4) Extremismo é o conceito definido pela ciência política (cito Bobbio como referência) para classificar as forças (de esquerda ou direita) que pregam a eliminação do contrário (ou ameaçam e chantageiam) com uso de violência (verbal ou física).
5) Agora já dá para apresentar a "régua ideológica" brasileira. Não temos extrema-esquerda no Brasil, embora exista um extremo nesta régua. Há muita confusão nas redes sociais a respeito. Extremismo não é uma posição nesta régua, é o uso ou pregação do uso da violência
6) Neste caso, esquerda brasileira seria PSTU, UP, PCBR, PCB, parte do PCdoB, parte do PSOL e parte do PT. No PT, temos dirigentes nitidamente de esquerda, como Valter Pomar e Genoíno. Mas, este não é o caso da corrente majoritária (de Lula)

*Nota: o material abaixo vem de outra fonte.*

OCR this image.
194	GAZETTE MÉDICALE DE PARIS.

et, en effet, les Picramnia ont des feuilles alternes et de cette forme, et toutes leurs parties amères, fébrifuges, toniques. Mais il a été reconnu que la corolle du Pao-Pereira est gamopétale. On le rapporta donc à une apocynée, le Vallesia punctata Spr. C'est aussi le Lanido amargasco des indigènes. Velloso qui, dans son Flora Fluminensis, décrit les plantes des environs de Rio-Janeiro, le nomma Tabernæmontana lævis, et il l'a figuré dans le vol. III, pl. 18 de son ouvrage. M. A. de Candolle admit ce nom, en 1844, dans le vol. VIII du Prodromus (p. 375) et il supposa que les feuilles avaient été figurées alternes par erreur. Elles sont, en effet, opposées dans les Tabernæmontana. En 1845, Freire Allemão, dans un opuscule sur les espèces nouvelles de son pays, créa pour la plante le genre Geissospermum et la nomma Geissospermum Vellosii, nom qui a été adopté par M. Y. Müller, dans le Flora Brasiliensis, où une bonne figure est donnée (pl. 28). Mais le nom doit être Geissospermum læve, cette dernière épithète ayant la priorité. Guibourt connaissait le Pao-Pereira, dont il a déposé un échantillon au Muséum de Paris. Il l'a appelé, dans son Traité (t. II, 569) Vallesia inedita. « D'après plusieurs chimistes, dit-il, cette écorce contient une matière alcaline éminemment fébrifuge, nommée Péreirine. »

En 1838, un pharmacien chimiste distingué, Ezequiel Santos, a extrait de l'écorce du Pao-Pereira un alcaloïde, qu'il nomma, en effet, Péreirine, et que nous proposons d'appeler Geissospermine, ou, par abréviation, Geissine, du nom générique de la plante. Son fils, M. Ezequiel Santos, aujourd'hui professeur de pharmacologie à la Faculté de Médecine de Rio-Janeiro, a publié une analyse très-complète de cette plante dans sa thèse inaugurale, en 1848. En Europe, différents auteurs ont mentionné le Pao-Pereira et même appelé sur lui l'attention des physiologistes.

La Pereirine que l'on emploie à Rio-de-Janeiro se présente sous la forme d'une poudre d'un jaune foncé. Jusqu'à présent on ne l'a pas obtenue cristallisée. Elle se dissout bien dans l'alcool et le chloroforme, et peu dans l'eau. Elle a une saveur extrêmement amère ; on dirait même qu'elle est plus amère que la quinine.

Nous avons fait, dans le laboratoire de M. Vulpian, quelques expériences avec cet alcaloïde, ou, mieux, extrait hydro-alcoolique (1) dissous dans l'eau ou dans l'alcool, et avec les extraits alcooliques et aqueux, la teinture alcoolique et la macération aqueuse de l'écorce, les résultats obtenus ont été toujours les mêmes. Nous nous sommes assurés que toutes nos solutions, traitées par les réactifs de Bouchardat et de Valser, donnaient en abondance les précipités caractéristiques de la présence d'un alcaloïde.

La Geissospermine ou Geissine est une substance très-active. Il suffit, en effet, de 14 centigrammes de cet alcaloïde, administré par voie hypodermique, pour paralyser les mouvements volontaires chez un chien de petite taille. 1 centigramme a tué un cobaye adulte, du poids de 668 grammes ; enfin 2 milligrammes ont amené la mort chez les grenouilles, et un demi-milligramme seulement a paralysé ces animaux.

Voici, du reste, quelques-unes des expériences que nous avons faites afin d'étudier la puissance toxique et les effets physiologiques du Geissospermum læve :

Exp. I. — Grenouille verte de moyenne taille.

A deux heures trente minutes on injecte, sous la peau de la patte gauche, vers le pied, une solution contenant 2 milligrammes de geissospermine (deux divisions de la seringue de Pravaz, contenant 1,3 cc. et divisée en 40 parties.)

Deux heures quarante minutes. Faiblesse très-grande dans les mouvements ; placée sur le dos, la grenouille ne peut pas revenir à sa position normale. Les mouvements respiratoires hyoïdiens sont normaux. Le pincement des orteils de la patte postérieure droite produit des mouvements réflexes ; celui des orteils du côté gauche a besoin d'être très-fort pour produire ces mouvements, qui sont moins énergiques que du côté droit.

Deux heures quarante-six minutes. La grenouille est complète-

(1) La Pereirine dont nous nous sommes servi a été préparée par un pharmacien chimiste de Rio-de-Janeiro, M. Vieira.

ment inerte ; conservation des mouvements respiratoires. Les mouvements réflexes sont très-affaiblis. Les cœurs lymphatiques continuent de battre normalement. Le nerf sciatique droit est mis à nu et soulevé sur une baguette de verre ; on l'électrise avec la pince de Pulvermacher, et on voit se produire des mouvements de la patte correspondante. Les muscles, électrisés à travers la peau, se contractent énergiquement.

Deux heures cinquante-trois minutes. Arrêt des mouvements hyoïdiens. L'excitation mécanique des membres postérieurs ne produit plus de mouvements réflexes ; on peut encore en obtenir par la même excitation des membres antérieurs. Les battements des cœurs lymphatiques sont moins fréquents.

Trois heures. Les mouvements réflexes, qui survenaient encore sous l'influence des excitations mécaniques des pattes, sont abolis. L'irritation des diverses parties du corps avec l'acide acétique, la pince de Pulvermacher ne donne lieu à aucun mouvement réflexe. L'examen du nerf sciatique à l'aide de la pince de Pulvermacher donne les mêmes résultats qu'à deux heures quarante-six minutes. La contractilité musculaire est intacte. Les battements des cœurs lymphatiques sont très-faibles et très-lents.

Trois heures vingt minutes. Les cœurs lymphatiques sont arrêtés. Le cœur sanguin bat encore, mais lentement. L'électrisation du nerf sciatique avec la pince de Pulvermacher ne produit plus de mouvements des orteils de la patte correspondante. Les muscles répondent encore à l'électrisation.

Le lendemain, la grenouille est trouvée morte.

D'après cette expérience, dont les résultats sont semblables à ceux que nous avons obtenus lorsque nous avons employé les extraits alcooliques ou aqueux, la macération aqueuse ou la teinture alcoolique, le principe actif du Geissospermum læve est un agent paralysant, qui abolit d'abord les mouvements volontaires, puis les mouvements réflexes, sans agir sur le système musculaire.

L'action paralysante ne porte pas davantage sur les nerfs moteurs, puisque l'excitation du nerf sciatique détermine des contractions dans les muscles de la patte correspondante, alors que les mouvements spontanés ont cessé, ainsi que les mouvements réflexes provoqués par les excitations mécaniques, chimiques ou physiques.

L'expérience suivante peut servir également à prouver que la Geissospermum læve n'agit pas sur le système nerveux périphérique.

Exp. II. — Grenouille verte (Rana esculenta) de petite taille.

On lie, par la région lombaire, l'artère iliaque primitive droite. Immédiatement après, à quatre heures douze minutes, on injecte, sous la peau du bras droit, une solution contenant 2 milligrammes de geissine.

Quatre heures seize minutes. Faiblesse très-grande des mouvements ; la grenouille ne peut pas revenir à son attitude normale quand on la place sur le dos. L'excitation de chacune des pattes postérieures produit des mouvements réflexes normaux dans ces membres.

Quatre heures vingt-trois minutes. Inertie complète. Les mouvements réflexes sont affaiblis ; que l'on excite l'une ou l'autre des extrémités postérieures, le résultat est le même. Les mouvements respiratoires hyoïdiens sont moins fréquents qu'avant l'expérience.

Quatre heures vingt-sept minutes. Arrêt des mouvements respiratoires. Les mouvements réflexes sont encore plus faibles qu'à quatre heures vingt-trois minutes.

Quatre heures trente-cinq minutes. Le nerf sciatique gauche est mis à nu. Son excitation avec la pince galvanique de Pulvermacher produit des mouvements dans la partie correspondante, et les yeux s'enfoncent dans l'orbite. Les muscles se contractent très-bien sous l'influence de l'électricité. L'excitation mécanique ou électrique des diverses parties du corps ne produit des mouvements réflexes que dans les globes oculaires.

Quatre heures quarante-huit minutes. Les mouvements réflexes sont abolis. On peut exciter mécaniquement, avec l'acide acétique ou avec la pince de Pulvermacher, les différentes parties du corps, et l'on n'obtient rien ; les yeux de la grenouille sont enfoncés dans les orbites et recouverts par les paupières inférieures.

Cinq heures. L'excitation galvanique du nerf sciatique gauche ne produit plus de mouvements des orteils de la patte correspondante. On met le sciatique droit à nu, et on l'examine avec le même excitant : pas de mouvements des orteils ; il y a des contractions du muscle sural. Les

7) Temos, ainda, forças que estão um pouco mais ao centro que a esquerda. Portanto, misturam algo da esquerda com algo da direita. São as forças socialdemocratas e social-liberais.
8) Socialdemocratas e social-liberais valorizam a agenda social e os interesses dos empresários (que a imprensa denomina de "mercado"). A diferença é de ênfase. Socialdemocrata prioriza a agenda social de promoção do bem-estar e subordina os interesses de mercado a esta agenda
9) Já o social-liberalismo inverte as variáveis da socialdemocracia: prioriza os interesses e o desenvolvimento empresarial, subordinando a agenda social a esses interesses. O lulismo está aqui.

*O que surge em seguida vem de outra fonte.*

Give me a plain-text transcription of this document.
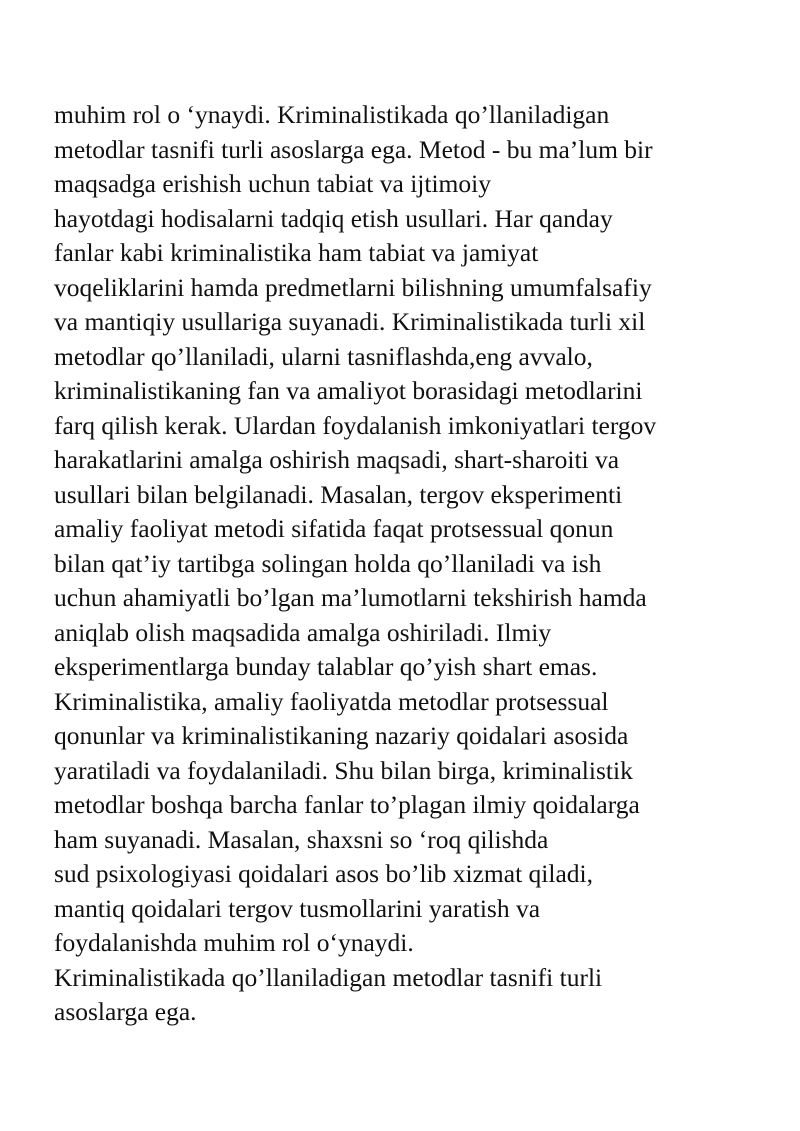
muhim rol o ‘ynaydi. Kriminalistikada qo’llaniladigan
metodlar tasnifi turli asoslarga ega. Metod - bu ma’lum bir
maqsadga erishish uchun tabiat va ijtimoiy
hayotdagi hodisalarni tadqiq etish usullari. Har qanday
fanlar kabi kriminalistika ham tabiat va jamiyat
voqeliklarini hamda predmetlarni bilishning umumfalsafiy
va mantiqiy usullariga suyanadi. Kriminalistikada turli xil
metodlar qo’llaniladi, ularni tasniflashda,eng avvalo,
kriminalistikaning fan va amaliyot borasidagi metodlarini
farq qilish kerak. Ulardan foydalanish imkoniyatlari tergov
harakatlarini amalga oshirish maqsadi, shart-sharoiti va
usullari bilan belgilanadi. Masalan, tergov eksperimenti
amaliy faoliyat metodi sifatida faqat protsessual qonun
bilan qat’iy tartibga solingan holda qo’llaniladi va ish
uchun ahamiyatli bo’lgan ma’lumotlarni tekshirish hamda
aniqlab olish maqsadida amalga oshiriladi. Ilmiy
eksperimentlarga bunday talablar qo’yish shart emas.
Kriminalistika, amaliy faoliyatda metodlar protsessual
qonunlar va kriminalistikaning nazariy qoidalari asosida
yaratiladi va foydalaniladi. Shu bilan birga, kriminalistik
metodlar boshqa barcha fanlar to’plagan ilmiy qoidalarga
ham suyanadi. Masalan, shaxsni so ‘roq qilishda
sud psixologiyasi qoidalari asos bo’lib xizmat qiladi,
mantiq qoidalari tergov tusmollarini yaratish va
foydalanishda muhim rol o‘ynaydi.
Kriminalistikada qo’llaniladigan metodlar tasnifi turli
asoslarga ega.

10) Portanto, a agenda lulista está mais ao centro, pendendo à direita que parte do PCdoB, de correntes do PT e parte do PSOL. Para ficar mais claro, Boulos sempre apresentou uma agenda socialdemocrata em suas campanhas, mas nas eleições do ano passado, sua postura foi lulista.

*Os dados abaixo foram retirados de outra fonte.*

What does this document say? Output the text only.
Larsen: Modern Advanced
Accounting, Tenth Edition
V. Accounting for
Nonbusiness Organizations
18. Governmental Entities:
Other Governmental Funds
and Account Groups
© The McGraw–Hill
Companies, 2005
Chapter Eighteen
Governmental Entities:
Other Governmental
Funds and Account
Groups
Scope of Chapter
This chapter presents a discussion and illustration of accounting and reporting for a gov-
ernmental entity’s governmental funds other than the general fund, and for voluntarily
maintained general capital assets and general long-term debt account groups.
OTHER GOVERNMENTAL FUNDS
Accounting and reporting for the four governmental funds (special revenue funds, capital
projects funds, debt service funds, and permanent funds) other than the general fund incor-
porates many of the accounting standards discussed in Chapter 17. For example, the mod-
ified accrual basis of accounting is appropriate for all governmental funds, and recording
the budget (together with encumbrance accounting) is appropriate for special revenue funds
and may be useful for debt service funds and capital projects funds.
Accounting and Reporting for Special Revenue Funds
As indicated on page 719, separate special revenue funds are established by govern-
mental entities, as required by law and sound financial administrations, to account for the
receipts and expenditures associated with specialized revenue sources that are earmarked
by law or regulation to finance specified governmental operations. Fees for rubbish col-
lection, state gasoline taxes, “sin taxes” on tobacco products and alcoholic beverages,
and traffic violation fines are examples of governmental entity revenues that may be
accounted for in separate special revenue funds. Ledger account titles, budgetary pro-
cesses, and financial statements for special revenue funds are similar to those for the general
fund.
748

11) A recente demissão do economista David Deccache da assessoria do PSOL na Câmara de Deputados tem relação com esta divisão interna no PSOL entre ala lulista (social-liberal) e as outras.
12) Voltemos à régua ideológica. A direita clássica pode ser resumida ao Centrão. O Centrão foi autodenominado assim durante a Constituinte de 1987. Eram forças oriundas da ARENA. Há autores que jocosamente denominam o Centrão de "Arenão".
13) O Centrão, atualmente, é uma mistura dessa direita oriunda da Arena, com os interesses pulverizados do baixo-clero. A somatória é uma desgraça fisiológica e de captura do Estado, balançando da direita para o extremismo, dependendo das condições de pressão e temperatura.
14) A fala de Hugo Motta sobre o ato terrorista de 8 de janeiro se localiza justamente aqui, como membro histórico do Centrão, aliado de Eduardo Cunha desde sua fase imberbe.
15) No Brasil há extrema-direita, o bolsonarismo. O bolsonarismo prega perseguição, defende o uso da tortura e faz ameaças de ataque violento, além de incentivar a violência política.
16) Ora, dado que o Centrão vem da Arena, o partido dos ditadores militares, há pontos de contato com o extremismo bolsonarista. Não se trata de uma identificação total, mas de um "equilíbrio dinâmico" entre o lulismo (que paga a fatura) e o bolsonarismo (que ameaça Lula).
17) A tese aqui é simples: Motta e Alcolumbre (também do Centrão) jogarão balões de ensaio todo santo dia. Se algum pegar, eles penderão para este lado; se não pegar, ficarão parados. Este é o jogo. Esta é a "régua ideológica" brasileira. (FIM)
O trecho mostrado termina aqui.